The documentary “Cruel and Unusual,” directed by Vadim Jean, dives into the hellish nightmare of a trio of prisoners who were unjustly confined to solitary in Lousiana’s Angola prison; one of the three, Albert Woodfox spent 43 years in solitary before he was released on a plea bargain in 2016. Jean explored this same story in a 2014 documentary, “In the Land of the Free …” so “Cruel and Unusual” is an update of sorts, now that the tale has been resolved, if you can call it that.
“Cruel and Unusual” works on the strength of its compelling, horrifying story, and the people at the center. Robert King, another member of the “Angola 3,” released in 2001, is the film’s guide through the twisted labyrinth of prison politics.
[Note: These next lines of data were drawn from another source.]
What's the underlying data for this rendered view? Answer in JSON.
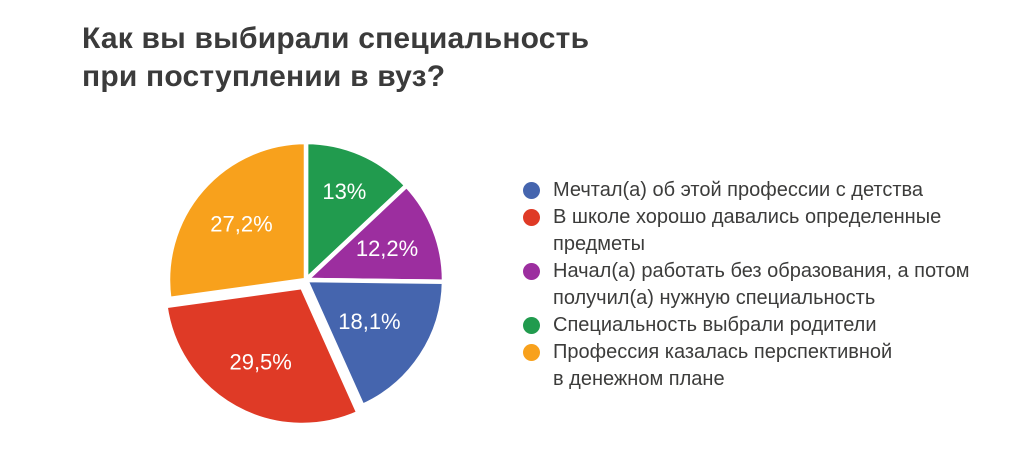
{
  "chart_data": {
    "type": "pie",
    "title": "Как вы выбирали специальность\nпри поступлении в вуз?",
    "title_color": "#3b3b3b",
    "text_color": "#3c3c3b",
    "label_color": "#ffffff",
    "background": "#ffffff",
    "legend_position": "right",
    "direction": "clockwise",
    "start_angle_deg": 0,
    "segments": [
      {
        "key": "childhood-dream",
        "label": "Мечтал(а) об этой профессии с детства",
        "value": 18.1,
        "display": "18,1%",
        "color": "#4565ae",
        "exploded": false,
        "label_radius": 0.55
      },
      {
        "key": "good-school-subjects",
        "label": "В школе хорошо давались определенные\nпредметы",
        "value": 29.5,
        "display": "29,5%",
        "color": "#df3a26",
        "exploded": true,
        "label_radius": 0.62
      },
      {
        "key": "worked-before-education",
        "label": "Начал(а) работать без образования, а потом\nполучил(а) нужную специальность",
        "value": 12.2,
        "display": "12,2%",
        "color": "#9c2e9f",
        "exploded": false,
        "label_radius": 0.63
      },
      {
        "key": "parents-chose",
        "label": "Специальность выбрали родители",
        "value": 13,
        "display": "13%",
        "color": "#219b4e",
        "exploded": false,
        "label_radius": 0.7
      },
      {
        "key": "profitable-profession",
        "label": "Профессия казалась перспективной\nв денежном плане",
        "value": 27.2,
        "display": "27,2%",
        "color": "#f8a11c",
        "exploded": false,
        "label_radius": 0.62
      }
    ],
    "draw_order": [
      3,
      2,
      0,
      1,
      4
    ]
  }
}
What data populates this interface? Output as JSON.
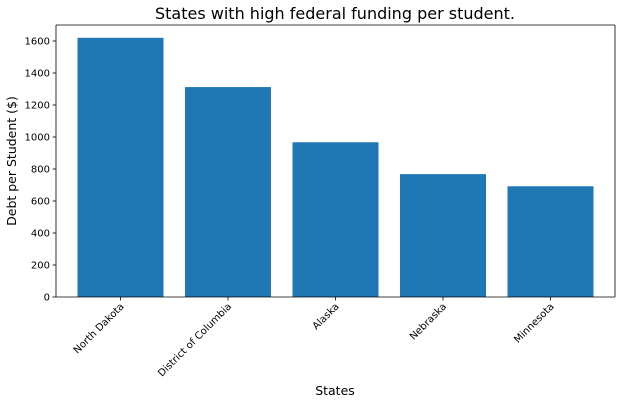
{
  "chart_data": {
    "type": "bar",
    "title": "States with high federal funding per student.",
    "xlabel": "States",
    "ylabel": "Debt per Student ($)",
    "categories": [
      "North Dakota",
      "District of Columbia",
      "Alaska",
      "Nebraska",
      "Minnesota"
    ],
    "values": [
      1620,
      1312,
      967,
      768,
      692
    ],
    "ylim": [
      0,
      1700
    ],
    "yticks": [
      0,
      200,
      400,
      600,
      800,
      1000,
      1200,
      1400,
      1600
    ],
    "bar_color": "#1f77b4",
    "grid": false,
    "legend": "none"
  }
}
Woodfox and Herman Wallace (who died in 2013) are represented through old photos and recorded prison phone calls, in which they describe their experiences — framed for the murder of a prison guard, organizing a chapter of the Black Panther Party inside the prison with King, and litigating for their civil rights and the rights of all incarcerated prisoners.
The film has the feel of a television news program, and at feature length lags. But the sheer overwhelming enormity of this injustice pierces through, poignantly, again and again. It’s a stark depiction of the way racism functions in concert with the criminal justice system — the ultimate tragedy of American society.